The continuing relationship with the 3rd Air Assault Brigade, who are currently redeploying to Helmand, means the exhibition is going to continue to be a focal point for the loved ones and for the soldiers deployed in Afghanistan.
The exhibition will be the first to feature changing displays of objects, photographs and footage, and online blogs sent straight from the front line. For the NAM this is key to keeping the Helmand exhibition authentic and continually relevant, in what will be a significant six months in the history of this bloody conflict.
Regardless of the Art Fund Prize, Helmand has already been a pivotal exhibition for the NAM.

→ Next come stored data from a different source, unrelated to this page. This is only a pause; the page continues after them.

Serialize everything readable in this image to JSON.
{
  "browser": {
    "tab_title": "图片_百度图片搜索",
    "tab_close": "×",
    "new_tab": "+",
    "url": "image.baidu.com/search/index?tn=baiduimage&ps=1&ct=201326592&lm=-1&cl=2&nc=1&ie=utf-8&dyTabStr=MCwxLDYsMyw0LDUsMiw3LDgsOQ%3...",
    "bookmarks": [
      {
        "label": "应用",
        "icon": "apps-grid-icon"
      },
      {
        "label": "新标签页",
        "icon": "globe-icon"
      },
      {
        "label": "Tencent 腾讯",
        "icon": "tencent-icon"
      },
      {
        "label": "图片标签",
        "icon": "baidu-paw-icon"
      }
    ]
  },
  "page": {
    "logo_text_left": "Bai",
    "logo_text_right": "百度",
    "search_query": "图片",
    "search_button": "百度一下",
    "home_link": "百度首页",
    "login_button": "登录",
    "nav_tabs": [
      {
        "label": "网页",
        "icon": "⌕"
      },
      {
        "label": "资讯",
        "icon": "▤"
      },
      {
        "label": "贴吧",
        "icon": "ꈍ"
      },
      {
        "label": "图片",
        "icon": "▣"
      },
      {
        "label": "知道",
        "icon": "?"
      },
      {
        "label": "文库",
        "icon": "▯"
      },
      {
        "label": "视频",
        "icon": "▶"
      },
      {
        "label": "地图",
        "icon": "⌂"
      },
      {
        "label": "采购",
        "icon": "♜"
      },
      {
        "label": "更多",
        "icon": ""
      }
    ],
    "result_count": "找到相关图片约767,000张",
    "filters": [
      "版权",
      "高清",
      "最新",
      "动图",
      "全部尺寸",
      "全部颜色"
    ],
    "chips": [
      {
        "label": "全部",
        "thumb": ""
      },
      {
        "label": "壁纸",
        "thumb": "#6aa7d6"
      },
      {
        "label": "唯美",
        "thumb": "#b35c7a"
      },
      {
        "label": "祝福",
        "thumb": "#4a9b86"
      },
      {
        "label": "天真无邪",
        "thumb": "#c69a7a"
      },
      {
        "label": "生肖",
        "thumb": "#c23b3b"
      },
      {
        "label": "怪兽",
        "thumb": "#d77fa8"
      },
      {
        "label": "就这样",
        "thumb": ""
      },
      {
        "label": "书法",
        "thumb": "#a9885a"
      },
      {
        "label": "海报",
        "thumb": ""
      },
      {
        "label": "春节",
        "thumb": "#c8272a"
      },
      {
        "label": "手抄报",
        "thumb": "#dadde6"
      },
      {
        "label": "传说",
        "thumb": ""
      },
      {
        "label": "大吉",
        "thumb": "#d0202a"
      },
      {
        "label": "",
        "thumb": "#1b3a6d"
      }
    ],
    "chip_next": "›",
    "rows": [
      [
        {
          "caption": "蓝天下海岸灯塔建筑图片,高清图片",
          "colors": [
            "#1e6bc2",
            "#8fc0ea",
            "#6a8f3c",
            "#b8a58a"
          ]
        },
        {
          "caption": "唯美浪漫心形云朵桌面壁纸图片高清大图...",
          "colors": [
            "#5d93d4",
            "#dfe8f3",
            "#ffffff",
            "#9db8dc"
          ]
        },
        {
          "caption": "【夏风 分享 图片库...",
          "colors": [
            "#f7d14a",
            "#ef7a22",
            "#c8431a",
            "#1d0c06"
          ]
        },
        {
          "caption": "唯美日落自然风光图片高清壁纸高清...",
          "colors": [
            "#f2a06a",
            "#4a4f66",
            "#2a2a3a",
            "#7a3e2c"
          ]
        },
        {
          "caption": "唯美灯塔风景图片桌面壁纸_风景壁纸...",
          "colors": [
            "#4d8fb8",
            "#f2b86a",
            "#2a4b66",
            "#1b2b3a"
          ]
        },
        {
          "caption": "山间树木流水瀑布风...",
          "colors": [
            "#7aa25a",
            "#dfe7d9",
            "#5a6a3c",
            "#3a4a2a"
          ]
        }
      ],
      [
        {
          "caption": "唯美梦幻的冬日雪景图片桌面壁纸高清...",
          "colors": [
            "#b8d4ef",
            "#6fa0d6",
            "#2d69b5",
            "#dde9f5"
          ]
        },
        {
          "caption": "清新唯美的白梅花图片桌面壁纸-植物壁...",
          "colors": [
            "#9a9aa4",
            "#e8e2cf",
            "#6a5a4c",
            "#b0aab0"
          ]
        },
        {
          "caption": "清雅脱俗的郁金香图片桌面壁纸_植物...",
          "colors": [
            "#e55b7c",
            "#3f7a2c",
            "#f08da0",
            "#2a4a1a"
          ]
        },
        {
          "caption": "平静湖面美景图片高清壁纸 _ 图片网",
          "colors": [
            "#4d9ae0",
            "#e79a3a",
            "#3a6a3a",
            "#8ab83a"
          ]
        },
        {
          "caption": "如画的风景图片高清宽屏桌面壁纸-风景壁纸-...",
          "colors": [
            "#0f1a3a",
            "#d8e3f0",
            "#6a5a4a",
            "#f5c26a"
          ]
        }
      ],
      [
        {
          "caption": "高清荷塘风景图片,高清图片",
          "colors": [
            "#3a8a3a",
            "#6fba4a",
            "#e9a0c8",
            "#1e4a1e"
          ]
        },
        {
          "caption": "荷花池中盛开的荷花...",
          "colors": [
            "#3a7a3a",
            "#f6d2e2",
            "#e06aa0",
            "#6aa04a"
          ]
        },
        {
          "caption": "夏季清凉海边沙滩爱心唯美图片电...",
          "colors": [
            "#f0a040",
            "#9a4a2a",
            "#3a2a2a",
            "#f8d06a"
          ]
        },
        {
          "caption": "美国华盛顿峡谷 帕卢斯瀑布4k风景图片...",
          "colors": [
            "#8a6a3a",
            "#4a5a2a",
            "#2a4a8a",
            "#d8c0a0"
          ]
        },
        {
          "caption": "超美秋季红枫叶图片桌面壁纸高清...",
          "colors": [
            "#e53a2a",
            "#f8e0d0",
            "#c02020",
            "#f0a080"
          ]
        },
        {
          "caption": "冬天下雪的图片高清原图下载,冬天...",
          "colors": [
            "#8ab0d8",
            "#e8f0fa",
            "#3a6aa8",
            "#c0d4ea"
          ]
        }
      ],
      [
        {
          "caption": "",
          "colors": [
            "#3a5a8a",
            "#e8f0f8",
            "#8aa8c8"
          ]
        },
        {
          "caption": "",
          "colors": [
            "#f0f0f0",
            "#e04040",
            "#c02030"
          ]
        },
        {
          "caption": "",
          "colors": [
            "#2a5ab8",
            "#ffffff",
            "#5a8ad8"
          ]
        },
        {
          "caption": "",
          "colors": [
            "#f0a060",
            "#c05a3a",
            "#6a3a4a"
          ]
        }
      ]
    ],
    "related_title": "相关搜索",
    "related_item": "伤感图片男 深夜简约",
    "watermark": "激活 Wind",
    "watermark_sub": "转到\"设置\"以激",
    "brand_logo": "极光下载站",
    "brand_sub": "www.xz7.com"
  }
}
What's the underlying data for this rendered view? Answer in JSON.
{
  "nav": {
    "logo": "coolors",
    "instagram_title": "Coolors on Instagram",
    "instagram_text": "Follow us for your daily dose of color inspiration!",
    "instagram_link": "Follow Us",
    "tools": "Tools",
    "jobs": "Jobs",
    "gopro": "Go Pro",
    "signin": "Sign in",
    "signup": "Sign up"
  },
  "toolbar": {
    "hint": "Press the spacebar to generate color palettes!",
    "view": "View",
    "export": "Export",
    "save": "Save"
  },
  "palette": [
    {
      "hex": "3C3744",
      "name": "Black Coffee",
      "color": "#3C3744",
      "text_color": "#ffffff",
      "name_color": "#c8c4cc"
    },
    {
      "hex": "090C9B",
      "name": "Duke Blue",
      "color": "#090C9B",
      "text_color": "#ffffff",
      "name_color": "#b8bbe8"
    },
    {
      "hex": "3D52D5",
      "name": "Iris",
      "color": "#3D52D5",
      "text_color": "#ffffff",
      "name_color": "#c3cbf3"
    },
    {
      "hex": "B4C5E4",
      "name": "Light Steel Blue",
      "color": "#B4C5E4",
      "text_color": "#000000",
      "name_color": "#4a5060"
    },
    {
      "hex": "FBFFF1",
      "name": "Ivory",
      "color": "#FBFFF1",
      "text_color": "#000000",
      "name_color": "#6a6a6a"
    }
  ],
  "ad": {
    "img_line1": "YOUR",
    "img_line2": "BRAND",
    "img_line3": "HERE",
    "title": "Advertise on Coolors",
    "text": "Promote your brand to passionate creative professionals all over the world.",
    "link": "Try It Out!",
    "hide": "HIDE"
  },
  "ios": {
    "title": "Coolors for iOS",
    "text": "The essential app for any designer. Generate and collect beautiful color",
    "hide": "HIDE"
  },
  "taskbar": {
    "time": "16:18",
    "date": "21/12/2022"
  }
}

“Our market research has shown that Helmand has changed perceptions of the museum,” said Jo. “The year before Helmand opened only 10% of our visitors thought we should be dealing with modern day issues, now a third of our visitors think we should be commenting on modern relevant subject matters and that’s had an impact on how the museum takes it product development forward.”
It has also impacted on the museum’s collecting strategies, with the NAM now focussing more on collecting objects relating to modern day conflicts. “The exhibition has helped to establish really good relationships with the army allowing the NAM to collect objects straight form the frontline,” said Jo.
“Finally Helmand has really impacted positively on staff morale,” said Jo, “because it’s shown us we can deliver something that not only gets public recognition but sector recognition, which is something we’re all very proud of.”
Following the judges’ visits, four museums and galleries will be shortlisted and announced in early April. The winner will be announced on Thursday May 22 at the Royal Institute of British Architects in London during Museum and Galleries Month 2008.